Abstract

Best known for her Vindication of the Rights of Woman (1792), Mary Wollstonecraft (b. 1759–d. 1797) was a literary and social critic as well as a moralist, novelist, and philosopher. She is remembered today principally for her penetrating assessment of the condition of women, but she continues to elicit much interest for her contributions to philosophy, especially political philosophy, and literature, including travel literature. While she had a good number of detractors following her death, owing mostly to the publication of details about her private life by her husband, William Godwin (b. 1756–d. 1836), she continued to be and remains an engaging author for feminists and political theorists more generally.

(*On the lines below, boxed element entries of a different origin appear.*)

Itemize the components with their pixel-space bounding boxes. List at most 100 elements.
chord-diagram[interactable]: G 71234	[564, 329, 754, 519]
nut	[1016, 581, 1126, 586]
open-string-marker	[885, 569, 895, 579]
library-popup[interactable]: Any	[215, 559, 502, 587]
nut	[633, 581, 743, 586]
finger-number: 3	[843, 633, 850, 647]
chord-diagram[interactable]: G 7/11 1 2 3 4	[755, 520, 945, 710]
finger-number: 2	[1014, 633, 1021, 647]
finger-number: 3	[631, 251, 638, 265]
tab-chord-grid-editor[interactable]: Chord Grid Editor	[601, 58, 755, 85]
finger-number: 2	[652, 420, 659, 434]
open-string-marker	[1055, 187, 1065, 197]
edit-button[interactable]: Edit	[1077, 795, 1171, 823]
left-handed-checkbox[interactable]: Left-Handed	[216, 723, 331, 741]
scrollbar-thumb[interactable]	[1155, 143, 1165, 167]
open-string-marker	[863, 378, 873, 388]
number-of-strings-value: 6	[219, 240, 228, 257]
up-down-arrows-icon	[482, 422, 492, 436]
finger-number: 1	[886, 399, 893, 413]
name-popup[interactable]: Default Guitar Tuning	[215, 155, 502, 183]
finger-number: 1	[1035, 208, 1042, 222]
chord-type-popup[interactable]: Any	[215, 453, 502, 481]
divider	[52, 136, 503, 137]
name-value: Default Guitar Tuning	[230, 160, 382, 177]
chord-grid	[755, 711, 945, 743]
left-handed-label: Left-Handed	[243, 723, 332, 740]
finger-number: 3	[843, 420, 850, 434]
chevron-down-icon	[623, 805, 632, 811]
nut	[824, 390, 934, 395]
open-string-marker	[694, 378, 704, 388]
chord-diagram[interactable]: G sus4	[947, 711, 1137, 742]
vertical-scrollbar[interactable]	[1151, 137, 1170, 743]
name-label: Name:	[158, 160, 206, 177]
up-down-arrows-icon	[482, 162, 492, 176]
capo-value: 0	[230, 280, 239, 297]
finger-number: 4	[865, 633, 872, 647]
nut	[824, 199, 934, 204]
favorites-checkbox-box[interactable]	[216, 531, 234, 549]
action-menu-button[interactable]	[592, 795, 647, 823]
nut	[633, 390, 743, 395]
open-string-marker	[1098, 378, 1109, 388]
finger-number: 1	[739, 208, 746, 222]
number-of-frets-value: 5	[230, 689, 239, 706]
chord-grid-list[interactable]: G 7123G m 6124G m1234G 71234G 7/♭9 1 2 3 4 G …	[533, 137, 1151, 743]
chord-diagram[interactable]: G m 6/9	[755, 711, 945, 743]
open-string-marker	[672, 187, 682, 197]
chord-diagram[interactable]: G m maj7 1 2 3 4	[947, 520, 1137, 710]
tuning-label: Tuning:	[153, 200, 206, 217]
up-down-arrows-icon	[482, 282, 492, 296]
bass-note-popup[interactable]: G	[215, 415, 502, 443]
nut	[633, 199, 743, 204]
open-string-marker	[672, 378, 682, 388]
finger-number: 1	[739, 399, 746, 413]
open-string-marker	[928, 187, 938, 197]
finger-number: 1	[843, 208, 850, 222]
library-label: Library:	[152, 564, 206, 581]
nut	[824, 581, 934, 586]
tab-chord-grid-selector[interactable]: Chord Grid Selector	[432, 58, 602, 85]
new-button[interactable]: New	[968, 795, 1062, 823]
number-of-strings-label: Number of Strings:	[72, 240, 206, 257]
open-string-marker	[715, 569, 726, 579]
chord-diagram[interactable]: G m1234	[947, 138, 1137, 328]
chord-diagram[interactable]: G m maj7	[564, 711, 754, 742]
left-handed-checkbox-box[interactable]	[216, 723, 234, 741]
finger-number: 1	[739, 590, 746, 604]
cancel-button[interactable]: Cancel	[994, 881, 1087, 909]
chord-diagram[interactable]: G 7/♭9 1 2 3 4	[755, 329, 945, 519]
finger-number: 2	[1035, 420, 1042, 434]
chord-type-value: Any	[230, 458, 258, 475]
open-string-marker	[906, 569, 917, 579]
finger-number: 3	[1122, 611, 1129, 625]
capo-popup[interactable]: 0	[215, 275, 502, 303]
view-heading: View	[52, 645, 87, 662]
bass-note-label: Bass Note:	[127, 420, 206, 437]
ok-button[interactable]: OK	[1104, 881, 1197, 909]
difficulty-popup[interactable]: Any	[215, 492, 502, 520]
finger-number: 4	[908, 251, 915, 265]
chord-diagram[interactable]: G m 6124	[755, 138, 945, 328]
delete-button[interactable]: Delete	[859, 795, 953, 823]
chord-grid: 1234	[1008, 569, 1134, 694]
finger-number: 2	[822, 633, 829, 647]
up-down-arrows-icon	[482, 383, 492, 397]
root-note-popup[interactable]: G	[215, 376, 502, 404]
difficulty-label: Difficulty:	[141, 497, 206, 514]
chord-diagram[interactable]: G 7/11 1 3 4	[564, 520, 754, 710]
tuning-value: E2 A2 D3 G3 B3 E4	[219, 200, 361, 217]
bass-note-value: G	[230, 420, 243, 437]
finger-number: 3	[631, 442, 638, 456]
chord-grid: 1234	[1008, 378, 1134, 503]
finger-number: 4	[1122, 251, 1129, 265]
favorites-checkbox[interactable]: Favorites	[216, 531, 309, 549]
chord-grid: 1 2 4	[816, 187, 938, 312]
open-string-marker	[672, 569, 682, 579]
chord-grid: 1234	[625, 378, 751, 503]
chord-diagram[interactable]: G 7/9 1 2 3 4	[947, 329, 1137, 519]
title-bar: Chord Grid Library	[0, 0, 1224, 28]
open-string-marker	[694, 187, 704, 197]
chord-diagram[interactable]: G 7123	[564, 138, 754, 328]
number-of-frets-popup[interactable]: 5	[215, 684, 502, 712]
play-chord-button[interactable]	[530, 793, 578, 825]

One of the reasons for this enduring appeal is that her reflections on the status of the female sex were part of a comprehensive understanding of human relations within a civilization she perceived to be increasingly governed by acquisitiveness. Her first publication dealt with the education of daughters; she went on to write about politics, history, and various aspects of philosophy in different genres that included critical reviews, translations, pamphlets, and fiction. Her influence thus went beyond the substantial contribution to feminism with which she is mostly associated and extended to shaping the art of travel writing as a literary genre and, through her account of her journey through Scandinavia, she had an impact on the Romantic movement. Her critique of slavery and inequality as well as her understanding of the nature of modern commercial society are gradually being integrated into contemporary philosophical debates. Sandrine Bergès of Bilkent University, Ankara, assisted in the editing and revising of the initial version of this article, and Grace Flanagan and Samuel Harrison, University of Cambridge, in the present one.